What AI Must Provide

  • Counter fixation on a single explanation
  • Support human judgement rather than replace it
  • Stay explainable, traceable and legally compliant

Human Judgement First

Investigators need support for understanding and reasoning, not just answers from an AI "oracle".

The goal is to strengthen human reasoning, not replace it.


Current AI Capability

Infrastructure

  • Established a secure on-premises AI environment for testing and evaluation
  • Deployed local language models, including Gemma and EuroLLM

Evaluation

  • Testing translation, summarisation, information retrieval and document analysis
  • Evaluating model performance, accuracy and suitability for operational use

Adoption and Governance

  • Exploring practical use cases with managers, analysts and investigators
  • Assessing security, legal and governance requirements for future deployment

On-Premises Models

Gemma and EuroLLM run inside the agency's own infrastructure, so sensitive operational data never leaves the controlled environment.

Learning where AI is trustworthy before we rely on it.


Next Step: AI-Supported Investigations

How a case turns from raw material into investigator judgement.

01

Documents

Reports
inspection reports, intelligence notes
Emails
communications between traders and brokers
Bank records
payments, transfers, account activity
Registry data
company ownership, vessel registries
02

Information

Entities
people, companies, vessels, accounts
Events
shipments, payments, inspections
Relationships
ownership, communications, transactions
Timelines
sequence of activities over time
03

Insights

Patterns
repeated trade routes, recurring counterparties
Anomalies
unusual payments, unexpected routing changes
Alternatives
legitimate business activity versus concealment
Risk indicators
shell companies, high-risk jurisdictions, hidden ownership
04

Investigator

Understanding
situational awareness and context
Decisions
assessing risks and setting priorities
Actions
initiating investigations and enforcement
From Storage to Insight

Current tools mostly store and retrieve. The next step is connecting evidence into a structure an investigator can read and question.

The Human is the Destination

Each step adds structure, but the chain ends with the investigator. AI prepares the material; the judgement, decisions and actions remain human.

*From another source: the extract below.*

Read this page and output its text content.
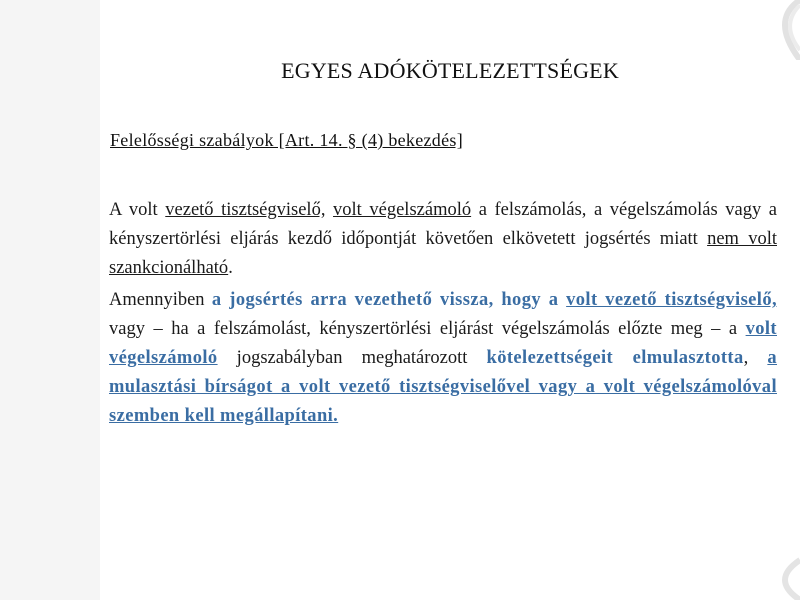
EGYES ADÓKÖTELEZETTSÉGEK

Felelősségi szabályok [Art. 14. § (4) bekezdés]

A volt vezető tisztségviselő, volt végelszámoló a felszámolás, a végelszámolás vagy a kényszertörlési eljárás kezdő időpontját követően elkövetett jogsértés miatt nem volt szankcionálható.

Amennyiben a jogsértés arra vezethető vissza, hogy a volt vezető tisztségviselő, vagy – ha a felszámolást, kényszertörlési eljárást végelszámolás előzte meg – a volt végelszámoló jogszabályban meghatározott kötelezettségeit elmulasztotta, a mulasztási bírságot a volt vezető tisztségviselővel vagy a volt végelszámolóval szemben kell megállapítani.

Investigative Reasoning is Iterative

A conclusion is the end of a loop, not a straight line.

Rarely

Evidence Conclusion

A straight path from evidence to conclusion is the exception.

AI can support this process by

  • Identifying missing information
  • Suggesting alternative explanations
  • Highlighting contradictory evidence
  • Preserving the reasoning process

Usually, a loop

Evidence and hypothesis alternate until they agree.

evidence hypothesis

Initial evidence

Working hypothesis

Additional evidence

Refined hypothesis

Additional evidence

Refined hypothesis

Conclusion

Reached once evidence and explanation hold together

The Confirmation Trap

When the first hypothesis seems plausible, we tend to look for evidence that confirms it. Each new piece can confirm, change or overturn the current understanding.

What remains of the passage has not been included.